Climate change makes mountain tops bloom, for now

No icon Environment health

Health Desk: 05 April 2018: Rocky mountain summits are tough places for life to survive with the harsh weather conditions and lower oxygen levels seen at elevation. But increasingly, wildflowers and other plant species are moving up and moving in on the tops of mountains where they haven't been seen before.

A new study published today in the journal Nature looked at 302 peaks from across Europe and found that 87 percent of them were being colonized by plants benefiting from milder weather conditions at the top.

"We found that plant species richness has increased strongly over the past 145 years on the vast majority of Europe’s summits and that the increase has accelerated in the most recent years," reads the paper from an international team of researchers.

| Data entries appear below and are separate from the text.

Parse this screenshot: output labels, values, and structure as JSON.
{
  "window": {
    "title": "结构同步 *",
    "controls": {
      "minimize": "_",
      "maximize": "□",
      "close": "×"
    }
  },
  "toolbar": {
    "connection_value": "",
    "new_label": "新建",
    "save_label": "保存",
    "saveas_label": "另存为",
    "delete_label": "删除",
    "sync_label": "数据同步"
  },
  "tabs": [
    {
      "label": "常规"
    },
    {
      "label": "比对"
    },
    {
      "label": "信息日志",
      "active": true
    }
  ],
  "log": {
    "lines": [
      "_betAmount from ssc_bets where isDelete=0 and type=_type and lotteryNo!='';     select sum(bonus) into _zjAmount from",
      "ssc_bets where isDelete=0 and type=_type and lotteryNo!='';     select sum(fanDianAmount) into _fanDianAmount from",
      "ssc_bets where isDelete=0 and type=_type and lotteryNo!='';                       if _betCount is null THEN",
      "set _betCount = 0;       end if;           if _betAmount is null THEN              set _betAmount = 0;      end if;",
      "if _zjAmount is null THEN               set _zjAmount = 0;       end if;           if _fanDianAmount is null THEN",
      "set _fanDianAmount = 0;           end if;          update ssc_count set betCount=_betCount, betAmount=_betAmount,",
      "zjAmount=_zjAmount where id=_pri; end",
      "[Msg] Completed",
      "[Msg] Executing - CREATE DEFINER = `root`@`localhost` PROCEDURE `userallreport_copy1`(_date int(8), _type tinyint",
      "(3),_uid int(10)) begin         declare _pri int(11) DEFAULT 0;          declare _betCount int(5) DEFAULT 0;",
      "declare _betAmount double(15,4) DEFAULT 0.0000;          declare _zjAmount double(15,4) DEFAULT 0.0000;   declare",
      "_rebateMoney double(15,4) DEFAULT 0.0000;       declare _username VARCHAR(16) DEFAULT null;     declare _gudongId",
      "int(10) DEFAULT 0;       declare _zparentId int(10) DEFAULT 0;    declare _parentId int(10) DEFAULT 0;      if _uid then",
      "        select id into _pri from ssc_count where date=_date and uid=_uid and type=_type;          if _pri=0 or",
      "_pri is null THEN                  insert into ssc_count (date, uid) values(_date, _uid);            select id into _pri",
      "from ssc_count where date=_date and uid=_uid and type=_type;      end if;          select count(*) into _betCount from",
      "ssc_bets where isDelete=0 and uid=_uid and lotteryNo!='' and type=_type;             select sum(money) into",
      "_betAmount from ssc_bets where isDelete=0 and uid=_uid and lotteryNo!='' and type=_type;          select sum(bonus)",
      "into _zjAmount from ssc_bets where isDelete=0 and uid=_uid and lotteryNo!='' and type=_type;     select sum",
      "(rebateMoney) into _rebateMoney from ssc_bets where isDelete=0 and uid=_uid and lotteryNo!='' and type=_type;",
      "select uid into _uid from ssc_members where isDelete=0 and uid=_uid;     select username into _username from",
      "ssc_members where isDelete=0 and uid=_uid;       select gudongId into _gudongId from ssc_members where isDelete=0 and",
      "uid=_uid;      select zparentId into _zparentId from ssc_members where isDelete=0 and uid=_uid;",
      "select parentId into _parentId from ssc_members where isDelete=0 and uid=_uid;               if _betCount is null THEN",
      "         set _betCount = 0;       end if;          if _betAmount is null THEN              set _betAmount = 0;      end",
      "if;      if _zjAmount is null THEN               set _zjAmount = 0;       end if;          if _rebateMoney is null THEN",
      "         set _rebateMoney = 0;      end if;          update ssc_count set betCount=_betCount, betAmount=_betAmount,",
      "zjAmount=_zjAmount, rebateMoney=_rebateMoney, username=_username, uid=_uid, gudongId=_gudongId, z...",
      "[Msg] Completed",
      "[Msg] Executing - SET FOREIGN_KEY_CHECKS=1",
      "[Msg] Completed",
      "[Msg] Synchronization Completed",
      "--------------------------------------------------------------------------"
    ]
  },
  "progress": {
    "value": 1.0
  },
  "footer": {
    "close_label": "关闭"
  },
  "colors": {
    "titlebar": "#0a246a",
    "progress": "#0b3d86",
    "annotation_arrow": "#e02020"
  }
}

The researchers analyzed data to find that the number of plant species moving in on the summits between 2007 and 2016 is five times more than the amount seen half a century earlier, between 1957 and 1966. The findings are consistent with an increase in temperatures that has taken place in recent years and the authors note that other factors like pollution or humans on mountains do not explain the changes.

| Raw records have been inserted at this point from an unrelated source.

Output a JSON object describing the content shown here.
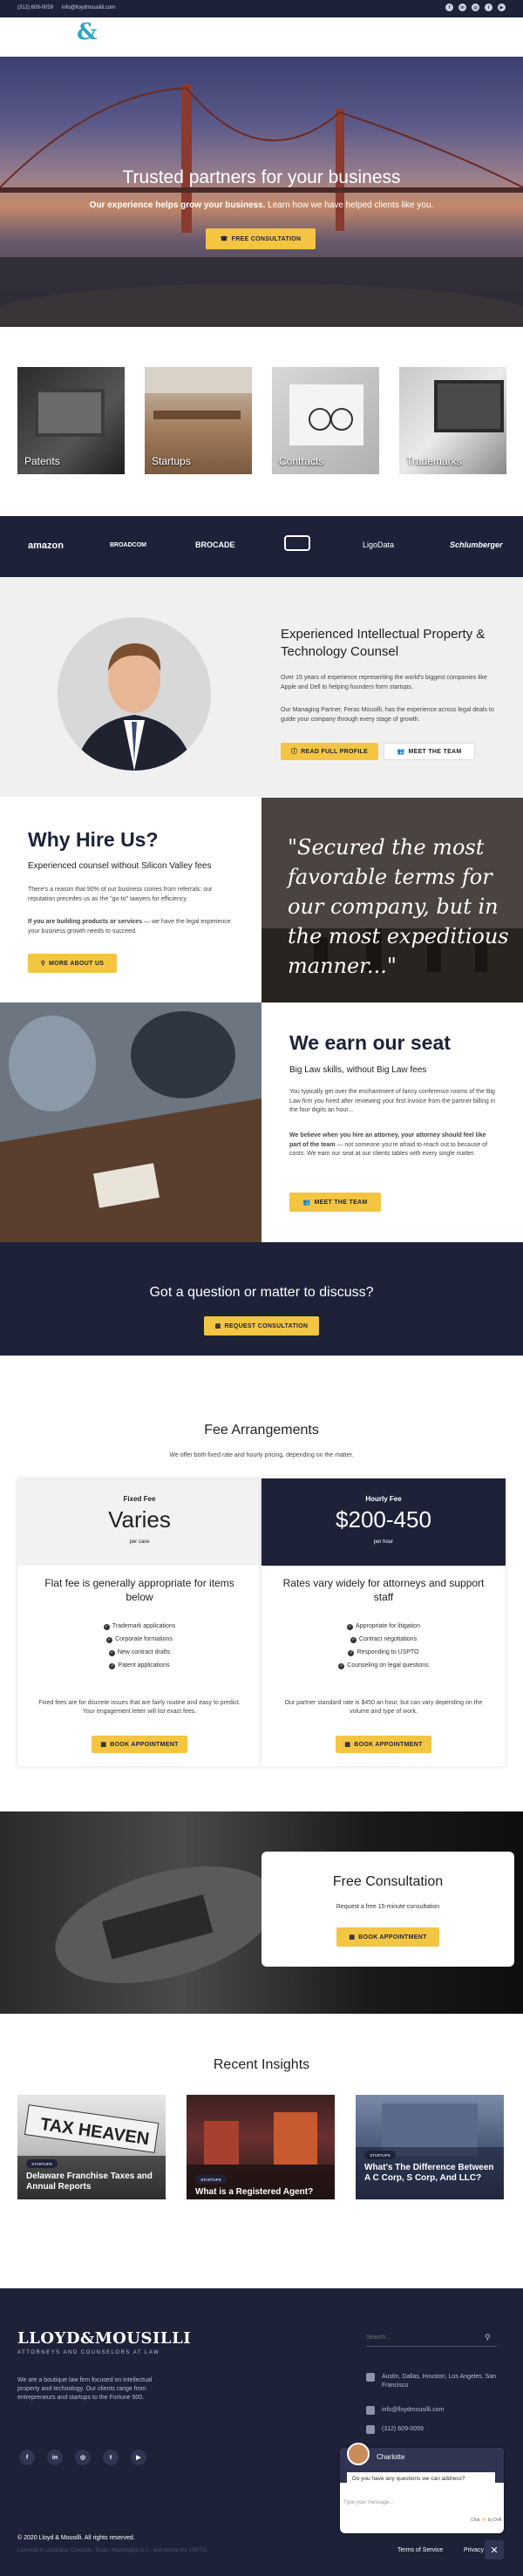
{
  "colors": {
    "navy": "#1d2239",
    "accent": "#f4c542",
    "logo_teal": "#2fa4c9"
  },
  "topbar": {
    "phone": "(312) 609-0059",
    "email": "info@lloydmousilli.com",
    "social_icons": [
      "facebook-icon",
      "linkedin-icon",
      "instagram-icon",
      "twitter-icon",
      "youtube-icon"
    ]
  },
  "brand": {
    "mark": "&"
  },
  "hero": {
    "title": "Trusted partners for your business",
    "subtitle_bold": "Our experience helps grow your business.",
    "subtitle_rest": " Learn how we have helped clients like you.",
    "button": "FREE CONSULTATION"
  },
  "practice": [
    {
      "label": "Patents"
    },
    {
      "label": "Startups"
    },
    {
      "label": "Contracts"
    },
    {
      "label": "Trademarks"
    }
  ],
  "logos": [
    "amazon",
    "BROADCOM",
    "BROCADE",
    "",
    "LigoData",
    "Schlumberger"
  ],
  "counsel": {
    "title": "Experienced Intellectual Property & Technology Counsel",
    "p1": "Over 15 years of experience representing the world's biggest companies like Apple and Dell to helping founders form startups.",
    "p2": "Our Managing Partner, Feras Mousilli, has the experience across legal deals to guide your company through every stage of growth.",
    "read_btn": "READ FULL PROFILE",
    "meet_btn": "MEET THE TEAM"
  },
  "why": {
    "title": "Why Hire Us?",
    "subtitle": "Experienced counsel without Silicon Valley fees",
    "p1": "There's a reason that 90% of our business comes from referrals: our reputation precedes us as the \"go-to\" lawyers for efficiency.",
    "p2_bold": "If you are building products or services",
    "p2_rest": " — we have the legal experience your business growth needs to succeed.",
    "button": "MORE ABOUT US",
    "quote": "\"Secured the most favorable terms for our company, but in the most expeditious manner...\""
  },
  "earn": {
    "title": "We earn our seat",
    "subtitle": "Big Law skills, without Big Law fees",
    "p1": "You typically get over the enchantment of fancy conference rooms of the Big Law firm you hired after reviewing your first invoice from the partner billing in the four digits an hour...",
    "p2_bold": "We believe when you hire an attorney, your attorney should feel like part of the team",
    "p2_rest": " — not someone you're afraid to reach out to because of costs. We earn our seat at our clients tables with every single matter.",
    "button": "MEET THE TEAM"
  },
  "question": {
    "title": "Got a question or matter to discuss?",
    "button": "REQUEST CONSULTATION"
  },
  "fees": {
    "title": "Fee Arrangements",
    "subtitle": "We offer both fixed rate and hourly pricing, depending on the matter.",
    "cards": [
      {
        "name": "Fixed Fee",
        "price": "Varies",
        "unit": "per case",
        "heading": "Flat fee is generally appropriate for items below",
        "items": [
          "Trademark applications",
          "Corporate formations",
          "New contract drafts",
          "Patent applications"
        ],
        "desc": "Fixed fees are for discrete issues that are fairly routine and easy to predict. Your engagement letter will list exact fees.",
        "button": "BOOK APPOINTMENT"
      },
      {
        "name": "Hourly Fee",
        "price": "$200-450",
        "unit": "per hour",
        "heading": "Rates vary widely for attorneys and support staff",
        "items": [
          "Appropriate for litigation",
          "Contract negotiations",
          "Responding to USPTO",
          "Counseling on legal questions"
        ],
        "desc": "Our partner standard rate is $450 an hour, but can vary depending on the volume and type of work.",
        "button": "BOOK APPOINTMENT"
      }
    ]
  },
  "consult": {
    "title": "Free Consultation",
    "subtitle": "Request a free 15-minute consultation",
    "button": "BOOK APPOINTMENT"
  },
  "insights": {
    "title": "Recent Insights",
    "posts": [
      {
        "tag": "STARTUPS",
        "title": "Delaware Franchise Taxes and Annual Reports"
      },
      {
        "tag": "STARTUPS",
        "title": "What is a Registered Agent?"
      },
      {
        "tag": "STARTUPS",
        "title": "What's The Difference Between A C Corp, S Corp, And LLC?"
      }
    ]
  },
  "footer": {
    "logo": "LLOYD&MOUSILLI",
    "tagline": "ATTORNEYS AND COUNSELORS AT LAW",
    "desc": "We are a boutique law firm focused on intellectual property and technology. Our clients range from entrepreneurs and startups to the Fortune 500.",
    "search_placeholder": "Search...",
    "address": "Austin, Dallas, Houston, Los Angeles, San Francisco",
    "email": "info@lloydmousilli.com",
    "phone": "(312) 609-0059",
    "copyright": "© 2020 Lloyd & Mousilli. All rights reserved.",
    "powered": "Licensed in Louisiana, Colorado, Texas, Washington D.C., and before the USPTO",
    "terms": "Terms of Service",
    "privacy": "Privacy"
  },
  "chat": {
    "name": "Charlotte",
    "message": "Do you have any questions we can address?",
    "input_placeholder": "Type your message...",
    "powered": "Chat ⚡ by Drift",
    "close": "✕"
  }
}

While it might seem nice to have a more varied abundance of wildflowers and plants on mountain peaks, there is a danger that we will have to eventually pay for this "bloom boom" later.

"As more species become established at high-elevation sites, local extinctions will be likely to result from competitive replacement of slow-growing, stress-tolerant alpine species by more vigorous generalists that benefit from warming," explain the authors.

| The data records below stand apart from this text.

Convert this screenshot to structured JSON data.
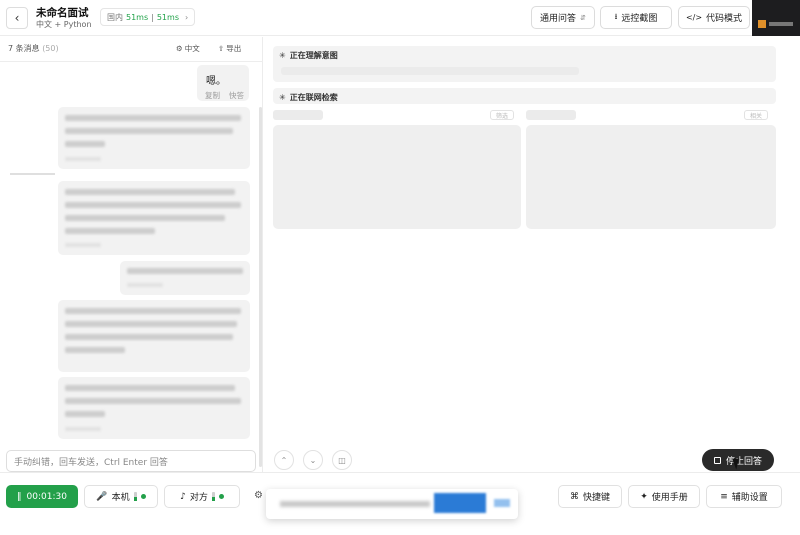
{
  "header": {
    "back_icon": "chevron-left-icon",
    "title": "未命名面试",
    "subtitle": "中文 + Python",
    "ping_region": "国内",
    "ping_a": "51ms",
    "ping_sep": "|",
    "ping_b": "51ms",
    "mode_select": "通用问答",
    "remote_screenshot": "远控截图",
    "code_mode": "代码模式"
  },
  "left": {
    "msg_count_label": "7 条消息",
    "msg_count_num": "(50)",
    "lang_btn": "中文",
    "export_btn": "导出",
    "bubble_text": "嗯。",
    "copy": "复制",
    "shortcut": "快答",
    "input_placeholder": "手动纠错，回车发送，Ctrl Enter 回答"
  },
  "right": {
    "section1_label": "正在理解意图",
    "section2_label": "正在联网检索",
    "tag_left": "筛选",
    "tag_right": "相关",
    "stop_button": "停止回答"
  },
  "footer": {
    "timer": "00:01:30",
    "mic_label": "本机",
    "peer_label": "对方",
    "hotkeys": "快捷键",
    "manual": "使用手册",
    "assist_settings": "辅助设置"
  },
  "colors": {
    "accent_green": "#23a04a",
    "dark_button": "#2a2a2a",
    "popup_blue": "#2b7bd6"
  }
}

They caution that the process of plants being pushed out will take some time as the new residents move in and build bigger populations.

"Local extinctions should hence follow colonization with a time-lag. Consequently, accelerating plant species richness increases are expected to be a transient phenomenon that hides the accumulation of a so-called extinction debt."

In other words, as the world warms and species move up the mountain in search of the colder climes they prefer, the plants currently living at summits will be crowded out and eventually disappear since there's no way for them to climb higher themselves.